云安街边有站着卖糖葫芦的大叔,耍杂技的爷爷,还有卖芝麻糊的大娘,把云安街衬得风生水起,顾钦放慢脚步走在阿妧身后。

        承德酒楼,真信布庄,明格药铺……他点着铺子,轻车熟路来到巷子的拐角,往左一转,直走十里,再向右看。巷子很狭窄,本该是清凉幽静,三人却感觉到一股热流,嘿,找着了,尽头有个大爷躺在铁炉旁边。

        这是一家非常简陋的铺子,铺顶的招牌不知被风雨淋了多少回,纸张又黄又皱,墨迹斑斑点点地晕染开,豪迈提笔的两字特别大——“食鸡”。

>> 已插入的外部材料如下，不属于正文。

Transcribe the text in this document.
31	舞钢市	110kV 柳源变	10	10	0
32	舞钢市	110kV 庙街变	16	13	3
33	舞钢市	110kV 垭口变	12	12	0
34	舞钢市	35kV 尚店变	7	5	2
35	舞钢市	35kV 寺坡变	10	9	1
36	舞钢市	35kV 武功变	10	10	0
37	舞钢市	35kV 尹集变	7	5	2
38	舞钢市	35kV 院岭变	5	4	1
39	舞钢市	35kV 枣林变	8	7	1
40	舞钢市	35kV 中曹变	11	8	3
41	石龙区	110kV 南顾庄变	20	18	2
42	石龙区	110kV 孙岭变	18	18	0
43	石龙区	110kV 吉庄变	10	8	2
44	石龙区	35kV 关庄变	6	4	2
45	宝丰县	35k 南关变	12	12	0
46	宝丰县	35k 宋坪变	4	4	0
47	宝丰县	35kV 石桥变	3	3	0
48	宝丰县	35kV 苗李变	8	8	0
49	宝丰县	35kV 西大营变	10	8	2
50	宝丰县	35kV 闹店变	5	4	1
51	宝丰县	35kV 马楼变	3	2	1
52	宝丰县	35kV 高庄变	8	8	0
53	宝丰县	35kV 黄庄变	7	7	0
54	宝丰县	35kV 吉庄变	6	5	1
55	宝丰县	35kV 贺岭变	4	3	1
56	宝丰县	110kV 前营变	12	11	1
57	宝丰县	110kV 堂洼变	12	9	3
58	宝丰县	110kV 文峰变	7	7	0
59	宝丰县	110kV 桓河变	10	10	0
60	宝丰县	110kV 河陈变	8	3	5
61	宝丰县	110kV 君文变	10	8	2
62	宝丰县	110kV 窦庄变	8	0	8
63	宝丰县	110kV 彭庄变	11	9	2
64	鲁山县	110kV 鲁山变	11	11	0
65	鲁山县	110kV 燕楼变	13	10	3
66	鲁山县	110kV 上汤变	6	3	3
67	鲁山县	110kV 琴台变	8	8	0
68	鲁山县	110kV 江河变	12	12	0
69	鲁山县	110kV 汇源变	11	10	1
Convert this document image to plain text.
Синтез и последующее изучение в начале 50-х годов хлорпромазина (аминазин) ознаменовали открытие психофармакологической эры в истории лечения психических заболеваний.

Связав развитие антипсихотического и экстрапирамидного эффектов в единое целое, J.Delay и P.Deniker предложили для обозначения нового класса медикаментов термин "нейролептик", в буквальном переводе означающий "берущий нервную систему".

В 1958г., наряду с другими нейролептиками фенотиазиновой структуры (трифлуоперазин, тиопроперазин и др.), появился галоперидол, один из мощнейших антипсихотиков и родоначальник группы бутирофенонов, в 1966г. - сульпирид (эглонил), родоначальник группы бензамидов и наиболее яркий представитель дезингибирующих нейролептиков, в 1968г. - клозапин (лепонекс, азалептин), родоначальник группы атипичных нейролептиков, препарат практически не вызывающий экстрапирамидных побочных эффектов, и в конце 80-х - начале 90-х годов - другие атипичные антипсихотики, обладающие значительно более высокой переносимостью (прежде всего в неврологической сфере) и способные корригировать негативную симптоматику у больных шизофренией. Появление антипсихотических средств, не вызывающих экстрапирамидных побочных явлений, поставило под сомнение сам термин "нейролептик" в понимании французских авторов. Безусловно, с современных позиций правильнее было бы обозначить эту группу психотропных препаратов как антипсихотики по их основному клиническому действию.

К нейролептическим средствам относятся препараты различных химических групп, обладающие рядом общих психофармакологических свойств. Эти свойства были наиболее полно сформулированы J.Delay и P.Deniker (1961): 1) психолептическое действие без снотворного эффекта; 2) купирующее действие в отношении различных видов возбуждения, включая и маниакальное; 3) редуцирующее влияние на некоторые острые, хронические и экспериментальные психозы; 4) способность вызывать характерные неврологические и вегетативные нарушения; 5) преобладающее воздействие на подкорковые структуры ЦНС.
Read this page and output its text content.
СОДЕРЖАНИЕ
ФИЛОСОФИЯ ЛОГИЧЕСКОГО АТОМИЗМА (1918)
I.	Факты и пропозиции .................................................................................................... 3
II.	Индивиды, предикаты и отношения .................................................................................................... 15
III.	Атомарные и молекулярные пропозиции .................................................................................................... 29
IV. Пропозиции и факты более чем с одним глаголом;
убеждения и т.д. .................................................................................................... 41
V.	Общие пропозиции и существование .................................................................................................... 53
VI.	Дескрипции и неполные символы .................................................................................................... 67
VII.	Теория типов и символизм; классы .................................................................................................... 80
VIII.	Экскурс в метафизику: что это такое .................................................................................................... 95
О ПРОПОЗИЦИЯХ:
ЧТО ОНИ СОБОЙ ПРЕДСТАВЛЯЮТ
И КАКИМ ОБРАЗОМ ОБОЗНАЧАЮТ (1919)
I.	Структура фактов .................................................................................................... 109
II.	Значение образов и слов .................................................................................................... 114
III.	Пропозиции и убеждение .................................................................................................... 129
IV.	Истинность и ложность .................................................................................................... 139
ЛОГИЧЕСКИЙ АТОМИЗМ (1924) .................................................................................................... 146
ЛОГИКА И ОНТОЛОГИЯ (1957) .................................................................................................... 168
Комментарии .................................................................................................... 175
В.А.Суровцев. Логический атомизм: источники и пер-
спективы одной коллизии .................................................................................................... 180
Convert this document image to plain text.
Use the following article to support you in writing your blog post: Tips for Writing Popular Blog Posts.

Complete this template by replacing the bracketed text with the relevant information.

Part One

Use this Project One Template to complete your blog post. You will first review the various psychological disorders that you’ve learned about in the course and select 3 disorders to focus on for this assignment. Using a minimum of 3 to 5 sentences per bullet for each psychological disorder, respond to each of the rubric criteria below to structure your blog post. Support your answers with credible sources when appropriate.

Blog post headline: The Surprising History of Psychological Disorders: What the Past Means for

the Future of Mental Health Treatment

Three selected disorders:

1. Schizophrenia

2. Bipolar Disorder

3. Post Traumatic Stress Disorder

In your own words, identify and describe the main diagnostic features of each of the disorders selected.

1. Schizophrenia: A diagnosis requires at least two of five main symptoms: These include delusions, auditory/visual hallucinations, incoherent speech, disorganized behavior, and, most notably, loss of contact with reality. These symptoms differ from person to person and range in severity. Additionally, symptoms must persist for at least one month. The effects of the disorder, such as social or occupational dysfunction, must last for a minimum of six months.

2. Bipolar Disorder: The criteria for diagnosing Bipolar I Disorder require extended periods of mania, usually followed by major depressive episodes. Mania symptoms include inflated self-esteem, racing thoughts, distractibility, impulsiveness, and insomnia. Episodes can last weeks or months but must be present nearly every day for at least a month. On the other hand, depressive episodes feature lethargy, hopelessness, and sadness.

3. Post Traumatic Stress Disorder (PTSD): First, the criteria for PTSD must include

        店面实在朴素,在收银柜旁摆了张桌椅,一个小型火炉对着桌椅,热温烫得空气波动,烤炉散发诱人的烤鸡味。一般正常人见状都会绕道走,因为这不是个寻吃食的好地方,火炉对着桌椅的距离极近,两者仅为一尺,抬个胳膊就能体验热辣的温度。

        在桌椅另一端,便是火炉最远处,驻了个躺椅,一位上了年纪的老大爷躺上边睡觉,左脚搭右脚,一只手用木扇扇凉风,惬意得很,看着更像是来过小生日子的。顾钦却对此毫不在意,冲躺椅上的人喊了句阿伯。

        大爷听见有人叫自己,眯开一只眼,直至看清来者,他连忙坐起身,扇子指着顾钦,臭骂道,脸上的笑容止不住的高兴:“臭小子,现在才记得要来看阿伯。”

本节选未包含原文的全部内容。